Working with a corpus. This corpus template was taken from the animorphs corpus work. You could get way more involved with it. Might be good to think about what of this is the bare minimum and what could go further. Also note that this won't run in cell with the main piece
Q for Brandon: what do you want to keep from here
____

When working with a corpus of texts it can quickly become confusing to keep track of which step in an NLP pipeline you are on. Say you want to run a Frequency Distribution, did you remeber to tokenize the text? To pull out the stopwords? While this is simple enough if you are working with a small group of texts in a discrete timeperiod, this quickly becomes challenging when working with a large body of texts or when working over a longer period of time. Matters become more complicated if you want to switch between corpus-level analysis and text-level analysis. The realities of your project may quickly mean that manually performing each step in your pipeline becomes redundant, hard to keep track of, or a waste of time. This is where classes come in. Utilizing classes allows you to store the qualities of your corpus (it's "attributes") and instructions for things you want to execute on those attributes (called "methods"). Ultimately, using classes allows you to more easily organize text level and corpus level functions, is easier to grasp when working at scale, and allows you to store your parameters so they can be imported as a module (a file that contains Python defintions and statements).  

Classes can be as simple or as complex as you want them to be. In the following template, we will define a "Corpus" and a "Text" class and assign to each class the different attributes we want it to contain and sample methods that might commonly be executed within an NLP project on those attributes. 

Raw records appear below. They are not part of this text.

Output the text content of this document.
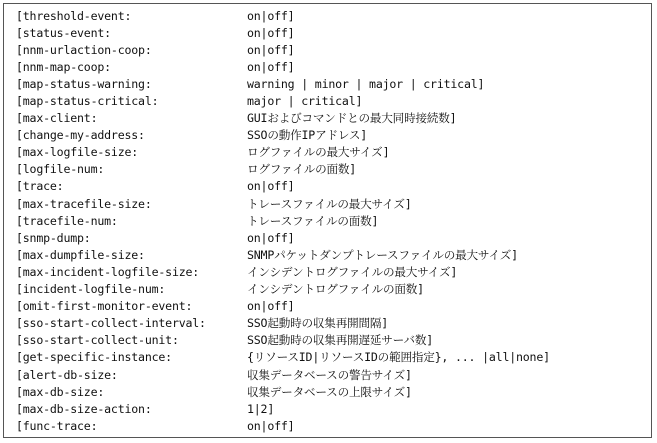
[threshold-event:	on|off]
[status-event:	on|off]
[nnm-urlaction-coop:	on|off]
[nnm-map-coop:	on|off]
[map-status-warning:	warning | minor | major | critical]
[map-status-critical:	major | critical]
[max-client:	GUIおよびコマンドとの最大同時接続数]
[change-my-address:	SSOの動作IPアドレス]
[max-logfile-size:	ログファイルの最大サイズ]
[logfile-num:	ログファイルの面数]
[trace:	on|off]
[max-tracefile-size:	トレースファイルの最大サイズ]
[tracefile-num:	トレースファイルの面数]
[snmp-dump:	on|off]
[max-dumpfile-size:	SNMPパケットダンプトレースファイルの最大サイズ]
[max-incident-logfile-size:	インシデントログファイルの最大サイズ]
[incident-logfile-num:	インシデントログファイルの面数]
[omit-first-monitor-event:	on|off]
[sso-start-collect-interval:	SSO起動時の収集再開間隔]
[sso-start-collect-unit:	SSO起動時の収集再開遅延サーバ数]
[get-specific-instance:	{リソースID|リソースIDの範囲指定}, ... |all|none]
[alert-db-size:	収集データベースの警告サイズ]
[max-db-size:	収集データベースの上限サイズ]
[max-db-size-action:	1|2]
[func-trace:	on|off]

The first code block is a class code template. This script could be saved as a file in your working directory and updated as neccessary. The subsequent blocks of code can be used in the interpreter to import the class as a module or to reload the class after any changes are made to it. The module and the file (with extension .py behind it) will have the same name. We have named this file class_practice.py

Working with classes happens through a back-and-forth between writing/tweaking your code and interacting with it within the interpreter. You can run the file through the interpreter 

In [3]:
import os
import nltk
import string


class Corpus(object):
    # rather than enter the data bit by bit, we create a constructor that takes in the data at one time 
    def __init__(self, corpus_dir):
        # all the attributes we want the class to have
        self.dir = corpus_dir # where corpus_dir is the corpus' filepath
        # classes may contain functions we define ourselves, the all_files function is defined below
        self.filenames = self.all_files()
        # this attribute combines multiple parameters (is this the right word?) it calls nltk's built in English stopwords, something built in from string?, and quotation marks
        self.stopwords = nltk.corpus.stopwords.words('english') + [char for char in string.punctuation] + ['``', "''"]
        # for testing limiting to the first few texts
        self.texts = [Text(fn, self.stopwords) for fn in self.filenames[0:3]]

    def all_files(self):
        """given the corpus_dir, return the filenames in it"""
        texts = []
        for (root, _, files) in os.walk(self.dir):
            for fn in files:
                path = os.path.join(root, fn)
                texts.append(path)
        return texts
    
class Text(object):
    def __init__(self, fn, stopwords):
        self.filename = fn
        self.raw_text = self.get_text()
        self.raw_tokens = nltk.word_tokenize(self.raw_text)
        self.cleaned_tokens = self.clean_tokens(stopwords)
        self.nltk_text = nltk.Text(self.cleaned_tokens)
        
    def get_text(self):
        with open(self.filename) as fin:
            return fin.read()
    
    def clean_tokens(self, stopwords):
        return [token.lower() for token in self.raw_tokens if token not in stopwords]
        
# this is what is ran if you run the file as a one-off event, $ python3 class_practice.py
def main():
    corpus_dir = 'corpus/'
    print('This is being run from the command line.') # anything that you might want to jump to, such as a graph, FreqDist, etc. would go here

# this allows you to import the classes as a module. it uses the special built-in variable __name__ set to the value "__main__" if the module is being run as the main program.] 
if __name__ == "__main__":
    main()

The payoff of organzing your project within classes is that you can run them as a module from the interpreter. To do so:

In [None]:
# import the script as a module--file name without the extension
import class_practice 
# instantiate the Corpus template as class_practice, store as a varaible named this_corpus
this_corpus = class_practice.Corpus()

# replace "self" with "this_corpus" to call the methods
this_corpus.dir # will show the directory of the corpus
this_corpus.filenames # returns all the filenames in the corpus

# to work with the text class, instantiate the particular text you want to use
illiad = class_practice.Text('corpus/illiad.xml')

As you make changes to your class_practice file, you have to re-import it into python and re-instantiate your classes. This makes sure you are running the most up-to-date version of your file. 

In [None]:
import importlib

importlib.reload(class_practice)

#re-instantiate the corpus or text
this_corpus = class_practice.Corpus()
illiad = class_practice.Text('corpus/illiad.xml')